How did it go? Well ... okay I think. I'm not sure. The woman who interviewed me was very nice, but very hard to read.
Here's the deal: I would be on an editorial board with three other women and we would be putting out nine different hair magazines. The reason I couldn't find anything on Hair and Beauty magazine is because that's not what it's called. Their main book is Celebrity Hairstyles, which I've seen in every salon I've ever been in. But they also have eight or so other magazines all about hair.
Me and the three other women would do everything: think of the ideas, get pictures, write everything, etc. I think this is great. I would love the opportunity to do all that. I'd really be able to let my creativity flow.
Now, again, the woman was very nice, but very hard to read. She was very direct and to the point, and I didn't really have a whole lot of time to say much. She said a few times that I was fresh out of college, but she also said that this is a great place to learn and grow, so I'm not sure if being fresh out of college is a good or bad thing.
Also, she surprised me with a copy edit test and a writing test right there on the spot. Now, I was on literally half an hour of sleep.

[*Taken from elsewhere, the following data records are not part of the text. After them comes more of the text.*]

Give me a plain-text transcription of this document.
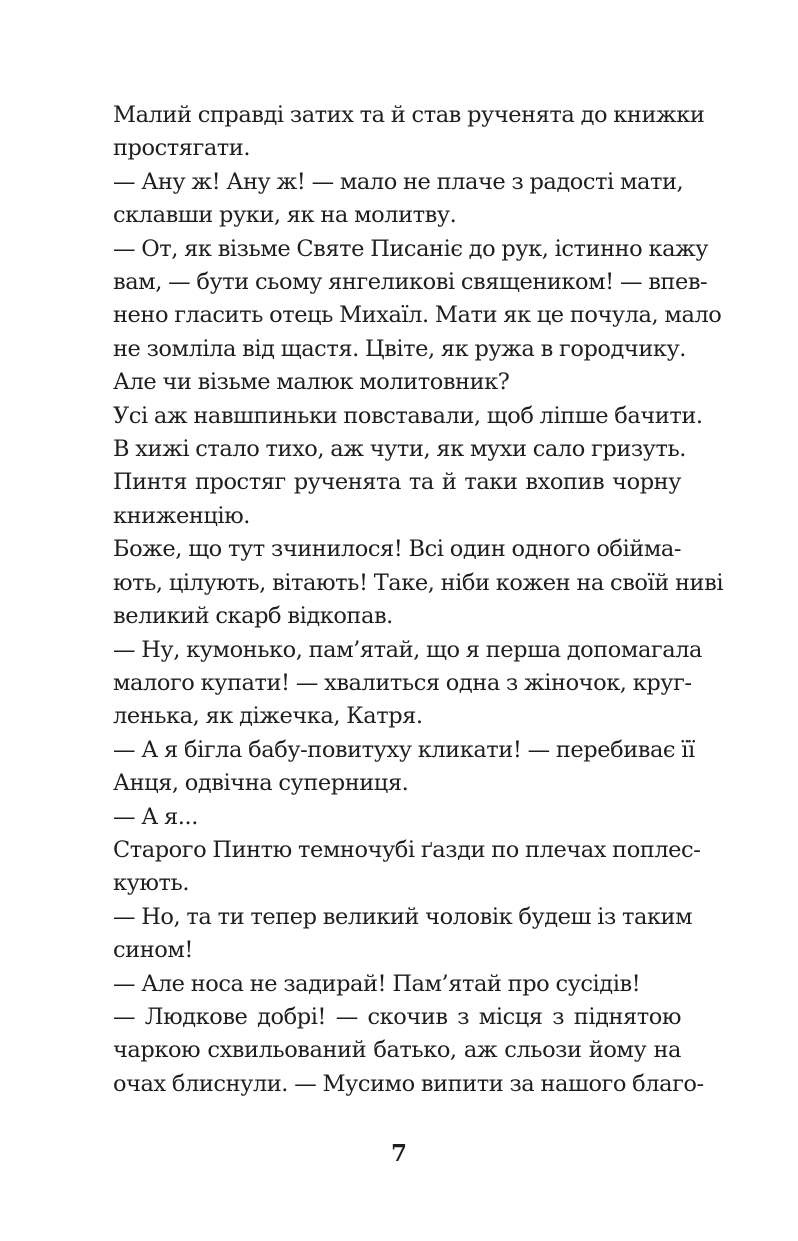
Малий справді затих та й став рученята до книжки
простягати.

— Ану ж! Ану ж! — мало не плаче з радості мати,
склавши руки, як на молитву.

— От, як візьме Святе Писаніє до рук, істинно кажу
вам, — бути сьому янгеликові священиком! — впев-
нено гласить отець Михаїл. Мати як це почула, мало
не зомліла від щастя. Цвіте, як ружа в городчику.

Але чи візьме малюк молитовник?

Усі аж навшпиньки повставали, щоб ліпше бачити.
В хижі стало тихо, аж чути, як мухи сало гризуть.

Пинтя простяг рученята та й таки вхопив чорну
книженцію.

Боже, що тут зчинилося! Всі один одного обійма-
ють, цілують, вітають! Таке, ніби кожен на своїй ниві
великий скарб відкопав.

— Ну, кумонько, пам’ятай, що я перша допомагала
малого купати! — хвалиться одна з жіночок, круг-
ленька, як діжечка, Катря.

— А я бігла бабу-повитуху кликати! — перебиває її
Анця, одвічна суперниця.

— А я...

Старого Пинтю темночубі ґазди по плечах поплес-
кують.

— Но, та ти тепер великий чоловік будеш із таким
сином!

— Але носа не задирай! Пам’ятай про сусідів!

— Людкове добрі! — скочив з місця з піднятою
чаркою схвильований батько, аж сльози йому на
очах блиснули. — Мусимо випити за нашого благо-

7
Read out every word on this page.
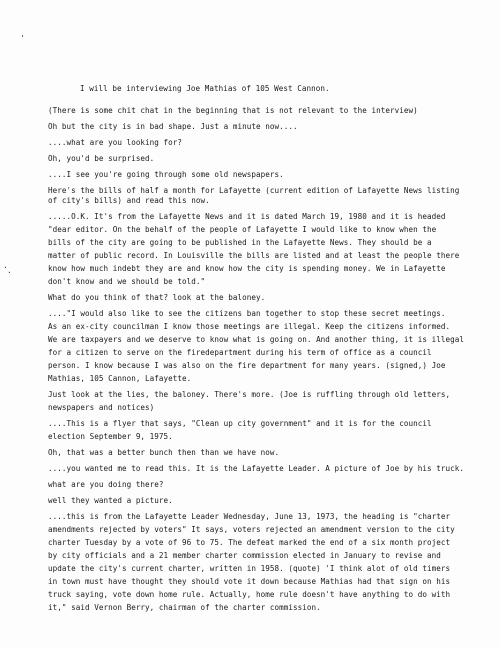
'
·
·
I will be interviewing Joe Mathias of 105 West Cannon.
(There is some chit chat in the beginning that is not relevant to the interview)
Oh but the city is in bad shape. Just a minute now....
....what are you looking for?
Oh, you'd be surprised.
....I see you're going through some old newspapers.
Here's the bills of half a month for Lafayette (current edition of Lafayette News listing
of city's bills) and read this now.
.....O.K. It's from the Lafayette News and it is dated March 19, 1980 and it is headed
"dear editor. On the behalf of the people of Lafayette I would like to know when the
bills of the city are going to be published in the Lafayette News. They should be a
matter of public record. In Louisville the bills are listed and at least the people there
know how much indebt they are and know how the city is spending money. We in Lafayette
don't know and we should be told."
What do you think of that? look at the baloney.
...."I would also like to see the citizens ban together to stop these secret meetings.
As an ex-city councilman I know those meetings are illegal. Keep the citizens informed.
We are taxpayers and we deserve to know what is going on. And another thing, it is illegal
for a citizen to serve on the firedepartment during his term of office as a council
person. I know because I was also on the fire department for many years. (signed,) Joe
Mathias, 105 Cannon, Lafayette.
Just look at the lies, the baloney. There's more. (Joe is ruffling through old letters,
newspapers and notices)
....This is a flyer that says, "Clean up city government" and it is for the council
election September 9, 1975.
Oh, that was a better bunch then than we have now.
....you wanted me to read this. It is the Lafayette Leader. A picture of Joe by his truck.
what are you doing there?
well they wanted a picture.
....this is from the Lafayette Leader Wednesday, June 13, 1973, the heading is "charter
amendments rejected by voters" It says, voters rejected an amendment version to the city
charter Tuesday by a vote of 96 to 75. The defeat marked the end of a six month project
by city officials and a 21 member charter commission elected in January to revise and
update the city's current charter, written in 1958. (quote) 'I think alot of old timers
in town must have thought they should vote it down because Mathias had that sign on his
truck saying, vote down home rule. Actually, home rule doesn't have anything to do with
it," said Vernon Berry, chairman of the charter commission.
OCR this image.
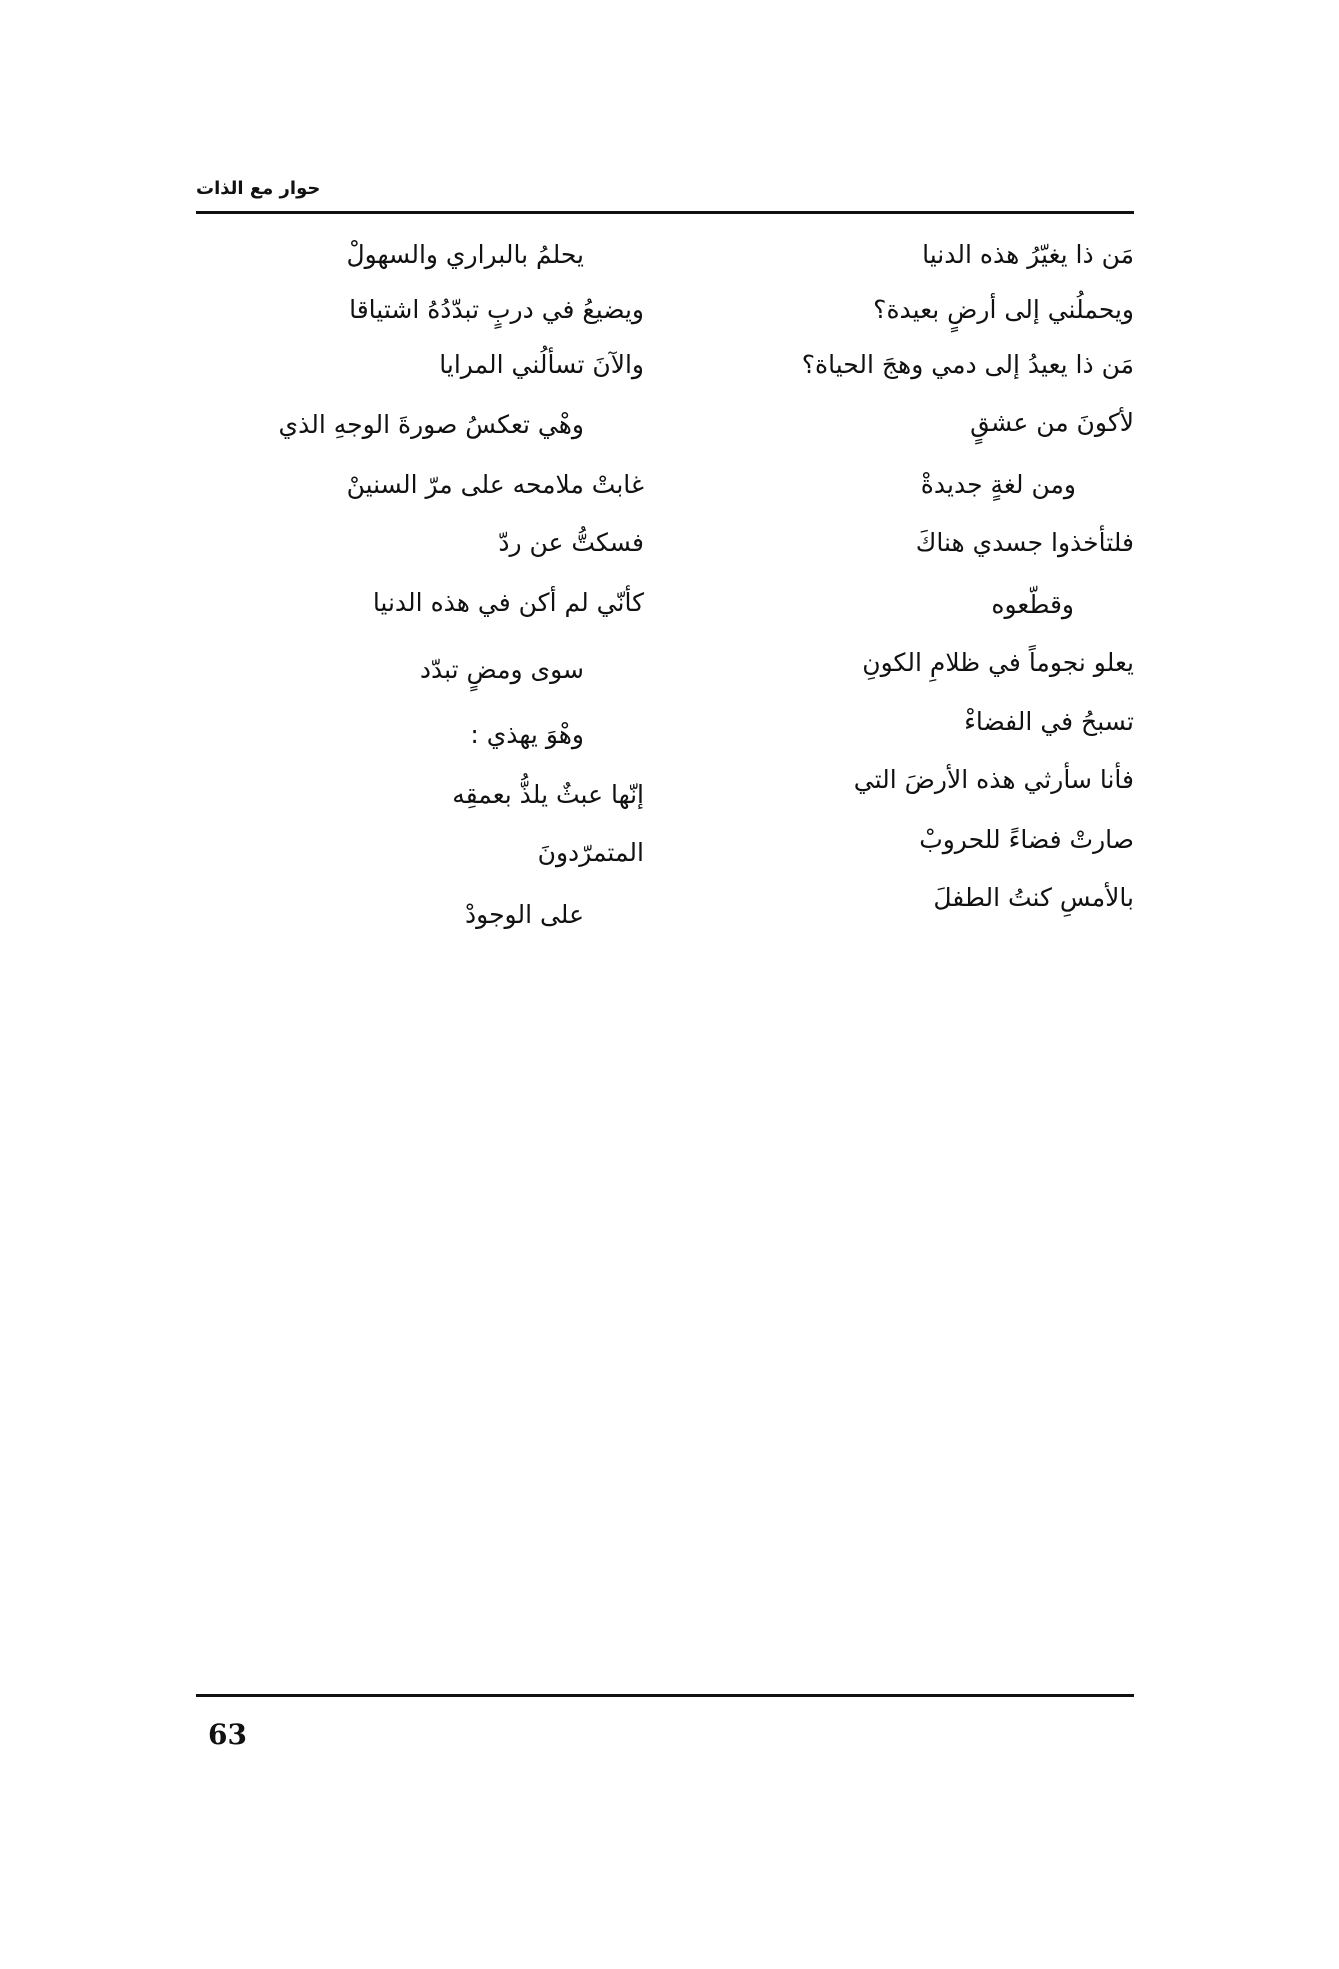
حوار مع الذات
مَن ذا يغيّرُ هذه الدنيا
ويحملُني إلى أرضٍ بعيدة؟
مَن ذا يعيدُ إلى دمي وهجَ الحياة؟
لأكونَ من عشقٍ
ومن لغةٍ جديدةْ
فلتأخذوا جسدي هناكَ
وقطّعوه
يعلو نجوماً في ظلامِ الكونِ
تسبحُ في الفضاءْ
فأنا سأرثي هذه الأرضَ التي
صارتْ فضاءً للحروبْ
بالأمسِ كنتُ الطفلَ
يحلمُ بالبراري والسهولْ
ويضيعُ في دربٍ تبدّدُهُ اشتياقا
والآنَ تسألُني المرايا
وهْي تعكسُ صورةَ الوجهِ الذي
غابتْ ملامحه على مرّ السنينْ
فسكتُّ عن ردّ
كأنّي لم أكن في هذه الدنيا
سوى ومضٍ تبدّد
وهْوَ يهذي :
إنّها عبثٌ يلذُّ بعمقِه
المتمرّدونَ
على الوجودْ
63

I'm not exaggerating. I worked Monday night till 2 a.m. and had to start getting ready at 4 a.m., and of course I couldn't sleep. So it was all I could do to make sure my own sentences made sense, let alone edit someone else's. I missed two words I should've gotten on the copy test, but I got everything else including subject-verb agreement. I'm not sure how I did on the writing test, she didn't read it while I was there. But she said she liked my hair color and we talked about that for a few minutes, so that's a good sign, right?
The next step would be to go back and meet with the Editor in Chief. They're looking to hire right away and will call me on Monday to let me know if I've made the cut. The pay is much less than I expected, and I would have to get a second job if I got it.
It's a great opportunity. Something like this almost never comes along, especially nowadays. I'd be responsible for multiple magazines and I would have a lot of input in everything.
But I'm also not going to be crushed if I don't get it. I really like the idea of spending the holidays with my family and moving up when I'm more financially secure. It was the first interview and a good learning experience, and a day in New York.
So what did I learn? 1. Don't schedule an interview the day after I have to work.
2. Wear socks. Trying to be fashionable, I wore shoes that weren't supposed to be worn with socks, and I paid for it.
3. Dress warm. It was a cool 36 degrees when I got off the plane at 10:30 and it was down to 27 by the time I left. I wore a heavy jacket and scarf, but the lower half of me wasn't nearly as warm.
4. Be ready for a copy test and writing test right there.
I didn't do a whole lot with the rest of the day. The interview ended around 2:30 and my flight didn't leave till 8:30, so I had some time. But I didn't want to spend any more money than I had to on cabs or trains. So I just went to Times Square which was right around the corner. The office is right by the Flatiron Building, which is very close to where I interned during Fashion Week. I had a bite to eat at ESPN Zone and then just went back to the airport, because I could barely keep my head up. But I bought some pashminas!
It was a whirlwind day. Out the door by 5:30 a.m. and back by 12 a.m. Whatever happens is meant to happen, and I'll be happy with whatever is decided.